A tasting with a difference this month where our old friend Gerry Tosh used the club as a testing bed for some new ideas. Instead of just talking about whisky and how it’s made, we actually got the chance to make something approaching the legendary 18 Year Old.

The venue was a departure as well – the Whisky Bar at Oran Mor – and although it got a wee bit noisy as the evening wore on, we had PA if needed. It’s a nice venue and the bar is keen on the club going back there for tastings, but for the Glenfarclas night in September, we might be better booking the Private Dining Room. The committee will have a think about it.

The night began with four samples – the new make, 12, 15 and 18 – and Gerry took us through the characteristics of a typical Highland Park dram.

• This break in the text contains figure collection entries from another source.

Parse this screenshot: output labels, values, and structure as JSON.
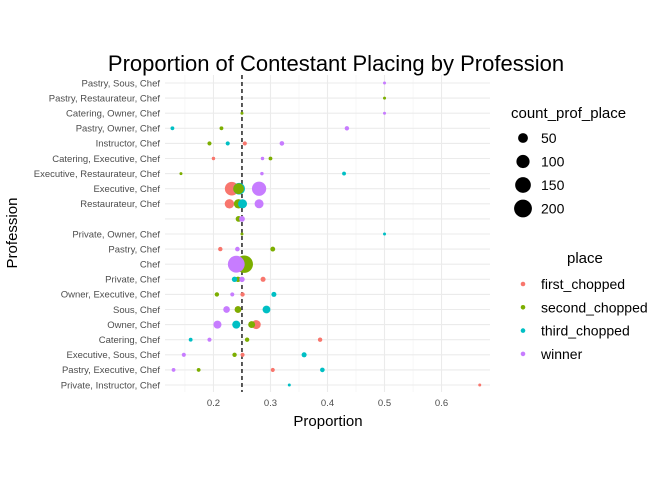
{
  "chart_data": {
    "type": "scatter",
    "title": "Proportion of Contestant Placing by Profession",
    "xlabel": "Proportion",
    "ylabel": "Profession",
    "xlim": [
      0.115,
      0.685
    ],
    "x_ticks": [
      0.2,
      0.3,
      0.4,
      0.5,
      0.6
    ],
    "x_tick_labels": [
      "0.2",
      "0.3",
      "0.4",
      "0.5",
      "0.6"
    ],
    "reference_line_x": 0.25,
    "categories": [
      "Pastry, Sous, Chef",
      "Pastry, Restaurateur, Chef",
      "Catering, Owner, Chef",
      "Pastry, Owner, Chef",
      "Instructor, Chef",
      "Catering, Executive, Chef",
      "Executive, Restaurateur, Chef",
      "Executive, Chef",
      "Restaurateur, Chef",
      "",
      "Private, Owner, Chef",
      "Pastry, Chef",
      "Chef",
      "Private, Chef",
      "Owner, Executive, Chef",
      "Sous, Chef",
      "Owner, Chef",
      "Catering, Chef",
      "Executive, Sous, Chef",
      "Pastry, Executive, Chef",
      "Private, Instructor, Chef"
    ],
    "size_legend": {
      "title": "count_prof_place",
      "breaks": [
        50,
        100,
        150,
        200
      ],
      "range": [
        1,
        230
      ]
    },
    "color_legend": {
      "title": "place",
      "entries": [
        "first_chopped",
        "second_chopped",
        "third_chopped",
        "winner"
      ]
    },
    "colors": {
      "first_chopped": "#F8766D",
      "second_chopped": "#7CAE00",
      "third_chopped": "#00BFC4",
      "winner": "#C77CFF"
    },
    "grid": true,
    "legend_position": "right",
    "series": [
      {
        "name": "first_chopped",
        "points": [
          {
            "category": "Instructor, Chef",
            "x": 0.255,
            "count": 4
          },
          {
            "category": "Catering, Executive, Chef",
            "x": 0.2,
            "count": 2
          },
          {
            "category": "Executive, Chef",
            "x": 0.232,
            "count": 110
          },
          {
            "category": "Restaurateur, Chef",
            "x": 0.228,
            "count": 45
          },
          {
            "category": "Pastry, Chef",
            "x": 0.212,
            "count": 5
          },
          {
            "category": "Private, Chef",
            "x": 0.287,
            "count": 8
          },
          {
            "category": "Owner, Executive, Chef",
            "x": 0.251,
            "count": 5
          },
          {
            "category": "Sous, Chef",
            "x": 0.243,
            "count": 18
          },
          {
            "category": "Owner, Chef",
            "x": 0.275,
            "count": 40
          },
          {
            "category": "Catering, Chef",
            "x": 0.387,
            "count": 5
          },
          {
            "category": "Executive, Sous, Chef",
            "x": 0.251,
            "count": 4
          },
          {
            "category": "Pastry, Executive, Chef",
            "x": 0.304,
            "count": 4
          },
          {
            "category": "Private, Instructor, Chef",
            "x": 0.667,
            "count": 1
          }
        ]
      },
      {
        "name": "second_chopped",
        "points": [
          {
            "category": "Pastry, Restaurateur, Chef",
            "x": 0.5,
            "count": 1
          },
          {
            "category": "Catering, Owner, Chef",
            "x": 0.25,
            "count": 1
          },
          {
            "category": "Pastry, Owner, Chef",
            "x": 0.214,
            "count": 3
          },
          {
            "category": "Instructor, Chef",
            "x": 0.193,
            "count": 4
          },
          {
            "category": "Catering, Executive, Chef",
            "x": 0.3,
            "count": 3
          },
          {
            "category": "Executive, Restaurateur, Chef",
            "x": 0.143,
            "count": 1
          },
          {
            "category": "Executive, Chef",
            "x": 0.244,
            "count": 60
          },
          {
            "category": "Restaurateur, Chef",
            "x": 0.244,
            "count": 45
          },
          {
            "category": "",
            "x": 0.244,
            "count": 12
          },
          {
            "category": "Private, Owner, Chef",
            "x": 0.25,
            "count": 1
          },
          {
            "category": "Pastry, Chef",
            "x": 0.304,
            "count": 7
          },
          {
            "category": "Chef",
            "x": 0.254,
            "count": 190
          },
          {
            "category": "Private, Chef",
            "x": 0.243,
            "count": 10
          },
          {
            "category": "Owner, Executive, Chef",
            "x": 0.206,
            "count": 5
          },
          {
            "category": "Sous, Chef",
            "x": 0.243,
            "count": 18
          },
          {
            "category": "Owner, Chef",
            "x": 0.267,
            "count": 20
          },
          {
            "category": "Catering, Chef",
            "x": 0.259,
            "count": 5
          },
          {
            "category": "Executive, Sous, Chef",
            "x": 0.237,
            "count": 5
          },
          {
            "category": "Pastry, Executive, Chef",
            "x": 0.174,
            "count": 3
          }
        ]
      },
      {
        "name": "third_chopped",
        "points": [
          {
            "category": "Pastry, Owner, Chef",
            "x": 0.128,
            "count": 3
          },
          {
            "category": "Instructor, Chef",
            "x": 0.225,
            "count": 4
          },
          {
            "category": "Executive, Restaurateur, Chef",
            "x": 0.429,
            "count": 3
          },
          {
            "category": "Executive, Chef",
            "x": 0.245,
            "count": 75
          },
          {
            "category": "Restaurateur, Chef",
            "x": 0.251,
            "count": 40
          },
          {
            "category": "Private, Owner, Chef",
            "x": 0.5,
            "count": 1
          },
          {
            "category": "Private, Chef",
            "x": 0.237,
            "count": 10
          },
          {
            "category": "Owner, Executive, Chef",
            "x": 0.306,
            "count": 8
          },
          {
            "category": "Sous, Chef",
            "x": 0.293,
            "count": 28
          },
          {
            "category": "Owner, Chef",
            "x": 0.24,
            "count": 30
          },
          {
            "category": "Catering, Chef",
            "x": 0.16,
            "count": 3
          },
          {
            "category": "Executive, Sous, Chef",
            "x": 0.359,
            "count": 8
          },
          {
            "category": "Pastry, Executive, Chef",
            "x": 0.391,
            "count": 6
          },
          {
            "category": "Private, Instructor, Chef",
            "x": 0.333,
            "count": 1
          }
        ]
      },
      {
        "name": "winner",
        "points": [
          {
            "category": "Pastry, Sous, Chef",
            "x": 0.5,
            "count": 1
          },
          {
            "category": "Catering, Owner, Chef",
            "x": 0.5,
            "count": 1
          },
          {
            "category": "Pastry, Owner, Chef",
            "x": 0.434,
            "count": 5
          },
          {
            "category": "Instructor, Chef",
            "x": 0.32,
            "count": 6
          },
          {
            "category": "Catering, Executive, Chef",
            "x": 0.286,
            "count": 2
          },
          {
            "category": "Executive, Restaurateur, Chef",
            "x": 0.285,
            "count": 2
          },
          {
            "category": "Executive, Chef",
            "x": 0.28,
            "count": 120
          },
          {
            "category": "Restaurateur, Chef",
            "x": 0.28,
            "count": 40
          },
          {
            "category": "",
            "x": 0.25,
            "count": 12
          },
          {
            "category": "Pastry, Chef",
            "x": 0.242,
            "count": 6
          },
          {
            "category": "Chef",
            "x": 0.24,
            "count": 175
          },
          {
            "category": "Private, Chef",
            "x": 0.25,
            "count": 10
          },
          {
            "category": "Owner, Executive, Chef",
            "x": 0.233,
            "count": 4
          },
          {
            "category": "Sous, Chef",
            "x": 0.223,
            "count": 18
          },
          {
            "category": "Owner, Chef",
            "x": 0.207,
            "count": 30
          },
          {
            "category": "Catering, Chef",
            "x": 0.193,
            "count": 4
          },
          {
            "category": "Executive, Sous, Chef",
            "x": 0.148,
            "count": 4
          },
          {
            "category": "Pastry, Executive, Chef",
            "x": 0.13,
            "count": 3
          }
        ]
      }
    ]
  }
}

But he also brought cask samples that he and his master blender would sample and marry to produce the distinctive HP taste. Using two from casks laid down in 1989 along with two from 1981, the club’s guinea pigs added a 1974 to the mix to produce something not dissimilar to the fabled 18. Youngest whisky 18 years old, oldest 33, compared with the 34 that’s the veteran of the official product.

It was an interesting and worthwhile exercise and Gerry is working on ways to take this type of tasting to a wider audience.

In an evening of good fun and good laughs, we also had a special moment when Ian Black brought along a magnificent wooden case which he’d been given by Highland Park during its rebranding.

Containing miniatures of the entire range and a magnificent book of striking Orkney images, it also had the stuff of life that makes up Orkney and Highland Park – the barley for the malt, a lump of peat, a stave from a barrel. A quite magnificent and rare beast, it was one of only 50 produced, and Ian was happy to auction it.

His chosen charity, given his football provenance, was the Tartan Army Sunshine Appeal, which raises cash for orphans in Georgia. Gerry held a blind auction and our very own made of wood Ralf, topped the lot with a very generous £127.

Many thanks, also, to Laura Burgess, whose haggling skills got the club 60 Glencairn glasses for a bargain price.